В конце концов, подумала я, мы видели друг друга голыми днем, почему бы не искупаться голыми ночью? Я скинула на траву платье, стянула маленькие трусики и кинулась в воду. Вадим тоже мигом избавился от одежды и бросился вслед за мной. В этом месте берег был не таким пологим, как на пляже, уже очень скоро наши ноги не ощутили дна. Вода в ночи оказалась восхитительной.
- Не уплывай далеко, я не хочу потерять тебя во тьме, - предупредил он. - Я близорукий.
Мы кружились на месте, плавно перебирая в воде руками, иногда Вадим приближался и я чувствовала, как соприкасаются мимолетно в воде наши руки и ноги, вообще-то в этих холодных лягушачьих прикосновениях было мало чего приятного, но Вадим явно шел на сближение и физический контакт.
- Ты довольна? - спросил он меня и широким взмахом руки послал ко мне бурлящую волну.
- Я ощущаю такую легкость, что кажется, если выйду из воды, то буду уже весить две-три тонны, - отфыркиваясь сообщила я ему.
Он вынес меня на берег на руках, пробежал несколько метров и осторожно поставил на песок. Не отошел, а остался стоять очень близко. От этой близости или просто на воздухе я почувствовала легкий озноб, обхватила себя руками.
- Надо одеться, - сказала я.
Вадим набросил мне на плечи свою рубашку, притянул к себе и поцеловал. Я ответила ему на этот поцелуй, наши языки переплелись, он обхватил меня за талию, а я обвила руки вокруг его шеи. Мы яростно работали ртами, словно пытаясь высосать друг из друга желанный, умопомрачительный оргазм, страсть нарастала, его холодный, но уже твердый член упирался мне в живот, я коснулась его кончиками пальцев и это вдруг испугало меня, это уже была не игра.
Он потянул меня вниз, на песок, стал неистово целовать и покусывать соски моих грудей. Я бессознательно защищалась, упираясь ладонями в его крепкие плечи.

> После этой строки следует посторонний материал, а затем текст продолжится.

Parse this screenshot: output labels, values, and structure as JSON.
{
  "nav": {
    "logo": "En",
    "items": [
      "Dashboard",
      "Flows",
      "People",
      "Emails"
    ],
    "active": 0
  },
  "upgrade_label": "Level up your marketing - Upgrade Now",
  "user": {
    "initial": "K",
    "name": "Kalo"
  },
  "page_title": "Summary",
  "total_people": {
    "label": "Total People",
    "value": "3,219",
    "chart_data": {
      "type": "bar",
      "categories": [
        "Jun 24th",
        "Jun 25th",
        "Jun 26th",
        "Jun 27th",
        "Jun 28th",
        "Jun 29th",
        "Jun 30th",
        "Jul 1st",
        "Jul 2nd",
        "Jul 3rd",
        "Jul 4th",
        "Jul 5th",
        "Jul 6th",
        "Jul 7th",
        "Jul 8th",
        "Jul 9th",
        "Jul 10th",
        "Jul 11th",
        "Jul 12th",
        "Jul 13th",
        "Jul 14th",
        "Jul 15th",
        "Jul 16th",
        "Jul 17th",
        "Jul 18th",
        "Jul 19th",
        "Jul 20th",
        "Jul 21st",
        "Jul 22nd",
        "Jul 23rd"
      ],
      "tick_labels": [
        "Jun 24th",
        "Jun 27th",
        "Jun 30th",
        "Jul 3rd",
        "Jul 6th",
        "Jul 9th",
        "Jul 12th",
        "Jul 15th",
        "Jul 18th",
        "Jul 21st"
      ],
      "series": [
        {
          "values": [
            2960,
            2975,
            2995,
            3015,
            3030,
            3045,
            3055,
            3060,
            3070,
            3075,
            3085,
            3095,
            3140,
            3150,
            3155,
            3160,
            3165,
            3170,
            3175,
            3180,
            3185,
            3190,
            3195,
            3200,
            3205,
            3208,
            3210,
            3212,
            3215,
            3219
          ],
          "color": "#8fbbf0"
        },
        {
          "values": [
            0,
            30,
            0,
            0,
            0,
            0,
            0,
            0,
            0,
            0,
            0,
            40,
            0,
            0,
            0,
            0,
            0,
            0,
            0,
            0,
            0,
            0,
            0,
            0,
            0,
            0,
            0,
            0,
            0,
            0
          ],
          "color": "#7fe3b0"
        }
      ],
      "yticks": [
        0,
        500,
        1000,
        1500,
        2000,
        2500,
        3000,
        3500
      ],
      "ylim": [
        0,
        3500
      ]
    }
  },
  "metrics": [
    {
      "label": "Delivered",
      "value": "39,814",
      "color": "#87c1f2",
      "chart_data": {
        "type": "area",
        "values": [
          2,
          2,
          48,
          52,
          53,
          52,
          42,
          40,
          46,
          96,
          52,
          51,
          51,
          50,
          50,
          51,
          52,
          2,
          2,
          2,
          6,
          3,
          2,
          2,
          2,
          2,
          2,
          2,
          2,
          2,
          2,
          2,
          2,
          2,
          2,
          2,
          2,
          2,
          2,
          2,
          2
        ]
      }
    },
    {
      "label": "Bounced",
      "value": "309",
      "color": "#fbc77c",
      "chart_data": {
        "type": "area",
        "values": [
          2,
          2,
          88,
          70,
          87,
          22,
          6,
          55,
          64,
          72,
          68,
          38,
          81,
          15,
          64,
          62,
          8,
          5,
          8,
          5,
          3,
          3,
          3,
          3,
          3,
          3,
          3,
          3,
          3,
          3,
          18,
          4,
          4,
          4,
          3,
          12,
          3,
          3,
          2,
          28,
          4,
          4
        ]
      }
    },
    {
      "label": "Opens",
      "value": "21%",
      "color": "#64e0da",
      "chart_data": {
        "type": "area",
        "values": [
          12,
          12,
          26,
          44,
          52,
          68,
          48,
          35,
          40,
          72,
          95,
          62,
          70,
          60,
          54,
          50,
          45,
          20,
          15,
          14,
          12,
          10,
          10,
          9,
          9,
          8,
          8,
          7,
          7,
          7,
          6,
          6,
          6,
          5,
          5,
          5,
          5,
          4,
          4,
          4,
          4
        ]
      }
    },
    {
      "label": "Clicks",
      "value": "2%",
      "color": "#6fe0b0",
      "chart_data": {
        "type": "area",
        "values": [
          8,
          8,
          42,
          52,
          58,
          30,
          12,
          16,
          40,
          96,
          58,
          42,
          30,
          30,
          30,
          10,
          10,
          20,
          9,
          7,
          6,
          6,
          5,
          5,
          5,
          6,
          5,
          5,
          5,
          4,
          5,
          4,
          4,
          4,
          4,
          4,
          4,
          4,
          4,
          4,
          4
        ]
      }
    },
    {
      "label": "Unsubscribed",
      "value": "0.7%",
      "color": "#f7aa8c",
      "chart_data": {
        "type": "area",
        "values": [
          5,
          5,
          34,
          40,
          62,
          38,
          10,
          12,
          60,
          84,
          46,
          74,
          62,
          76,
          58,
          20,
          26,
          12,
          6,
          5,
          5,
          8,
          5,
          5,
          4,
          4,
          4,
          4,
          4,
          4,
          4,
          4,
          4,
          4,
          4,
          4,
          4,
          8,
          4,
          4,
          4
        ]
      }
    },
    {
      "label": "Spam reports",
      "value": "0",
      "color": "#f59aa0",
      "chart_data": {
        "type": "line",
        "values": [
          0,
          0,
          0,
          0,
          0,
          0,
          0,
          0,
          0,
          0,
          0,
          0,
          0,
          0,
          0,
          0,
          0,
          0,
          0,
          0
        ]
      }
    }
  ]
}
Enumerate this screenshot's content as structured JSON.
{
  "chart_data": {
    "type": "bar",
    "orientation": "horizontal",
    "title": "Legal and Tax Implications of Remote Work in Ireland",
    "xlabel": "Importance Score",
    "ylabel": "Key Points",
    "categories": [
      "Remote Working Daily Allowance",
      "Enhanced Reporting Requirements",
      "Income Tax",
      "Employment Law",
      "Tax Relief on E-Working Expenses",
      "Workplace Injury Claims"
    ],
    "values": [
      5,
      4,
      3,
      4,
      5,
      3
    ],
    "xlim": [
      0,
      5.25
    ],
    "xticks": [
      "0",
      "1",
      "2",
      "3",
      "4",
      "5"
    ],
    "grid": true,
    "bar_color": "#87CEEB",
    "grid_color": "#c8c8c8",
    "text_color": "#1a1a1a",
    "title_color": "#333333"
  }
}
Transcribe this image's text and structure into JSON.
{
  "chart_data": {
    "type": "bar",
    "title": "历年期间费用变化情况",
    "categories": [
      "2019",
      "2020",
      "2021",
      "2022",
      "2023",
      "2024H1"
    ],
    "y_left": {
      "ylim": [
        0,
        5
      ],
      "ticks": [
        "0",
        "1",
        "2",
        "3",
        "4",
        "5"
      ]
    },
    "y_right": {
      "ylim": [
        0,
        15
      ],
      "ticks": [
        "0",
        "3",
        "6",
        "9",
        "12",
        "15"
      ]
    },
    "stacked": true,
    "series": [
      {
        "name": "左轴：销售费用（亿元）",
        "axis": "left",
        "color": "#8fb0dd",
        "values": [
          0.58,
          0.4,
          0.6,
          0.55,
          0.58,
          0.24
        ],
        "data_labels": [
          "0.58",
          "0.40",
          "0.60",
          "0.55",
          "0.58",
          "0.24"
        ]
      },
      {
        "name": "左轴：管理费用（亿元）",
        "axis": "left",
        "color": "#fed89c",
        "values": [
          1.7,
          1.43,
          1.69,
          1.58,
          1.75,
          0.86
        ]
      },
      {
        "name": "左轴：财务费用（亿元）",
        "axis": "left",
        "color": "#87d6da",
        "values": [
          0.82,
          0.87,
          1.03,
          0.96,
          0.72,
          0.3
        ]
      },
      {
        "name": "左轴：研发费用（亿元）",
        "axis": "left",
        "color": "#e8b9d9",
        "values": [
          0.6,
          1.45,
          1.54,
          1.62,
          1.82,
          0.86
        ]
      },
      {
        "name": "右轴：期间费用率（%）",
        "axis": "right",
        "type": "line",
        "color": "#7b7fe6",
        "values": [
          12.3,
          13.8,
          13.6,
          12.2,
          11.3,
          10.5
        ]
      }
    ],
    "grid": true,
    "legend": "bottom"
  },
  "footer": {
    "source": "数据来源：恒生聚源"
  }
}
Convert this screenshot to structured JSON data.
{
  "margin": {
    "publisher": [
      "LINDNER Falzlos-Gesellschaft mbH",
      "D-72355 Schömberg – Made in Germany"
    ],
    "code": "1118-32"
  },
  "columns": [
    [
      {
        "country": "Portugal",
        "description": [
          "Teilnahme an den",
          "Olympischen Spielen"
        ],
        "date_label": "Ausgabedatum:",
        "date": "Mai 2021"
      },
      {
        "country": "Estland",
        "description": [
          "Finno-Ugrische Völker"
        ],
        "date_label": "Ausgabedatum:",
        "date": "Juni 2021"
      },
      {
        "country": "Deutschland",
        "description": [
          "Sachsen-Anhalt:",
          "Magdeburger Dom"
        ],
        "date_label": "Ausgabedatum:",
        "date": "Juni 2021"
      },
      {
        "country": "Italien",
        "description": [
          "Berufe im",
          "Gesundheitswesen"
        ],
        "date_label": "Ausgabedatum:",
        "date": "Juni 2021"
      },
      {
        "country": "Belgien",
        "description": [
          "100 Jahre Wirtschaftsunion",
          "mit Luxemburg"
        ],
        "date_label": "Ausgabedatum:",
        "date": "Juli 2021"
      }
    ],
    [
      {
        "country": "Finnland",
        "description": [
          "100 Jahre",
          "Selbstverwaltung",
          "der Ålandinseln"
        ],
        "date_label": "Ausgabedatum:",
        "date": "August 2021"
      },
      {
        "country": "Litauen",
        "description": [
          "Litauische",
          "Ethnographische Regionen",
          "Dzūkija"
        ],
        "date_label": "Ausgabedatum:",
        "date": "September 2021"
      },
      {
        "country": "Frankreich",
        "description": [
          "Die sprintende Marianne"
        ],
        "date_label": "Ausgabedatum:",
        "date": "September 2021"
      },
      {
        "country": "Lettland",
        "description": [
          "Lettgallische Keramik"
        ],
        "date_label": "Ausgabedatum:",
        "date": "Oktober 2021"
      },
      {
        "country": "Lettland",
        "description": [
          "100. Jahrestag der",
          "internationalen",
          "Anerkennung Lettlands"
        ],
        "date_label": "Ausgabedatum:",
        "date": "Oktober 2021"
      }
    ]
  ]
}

- Нет, нет... - шептала я.
- Ну, почему?.. Ты же хочешь?
Я действительно хотела и это была реальность моих ощущений в настоящий момент, но именно это осознание заставило меня вдруг трезво оценить ситуацию: где-то была Лола, которая наверняка сходила с ума, я вовсе не хочу ей изменять и причинять боль, пусть я на нее сердита, но это не лучший, как я уже знала из личного опыта, способ мести, ничего путного из этой скоропалительной связи не вышло бы все равно, и вряд ли я получу удовлетворение, к тому же меня раздражал мокрый шершавый песок под моей голой задницей.
Конечно, эти доводы Вадима совсем не интересовали, он уже сильно завелся и тяжело дышал в предчувствии секса, все больше подминая меня под себя, он действовал не грубо, но настойчиво, горячая рука уже ласкала мои половые губы, между которыми предательски становилось жарко и влажно, но сознание мое было ясным, я уже знала, что не допущу последнего... его тело втиснулось между моими бедрами, ягодицы ритмично задвигались приноравливаясь, еще немного и он вошел бы в меня, я схватила его пенис, сжала и тут он плеснул на мои губы струю спермы.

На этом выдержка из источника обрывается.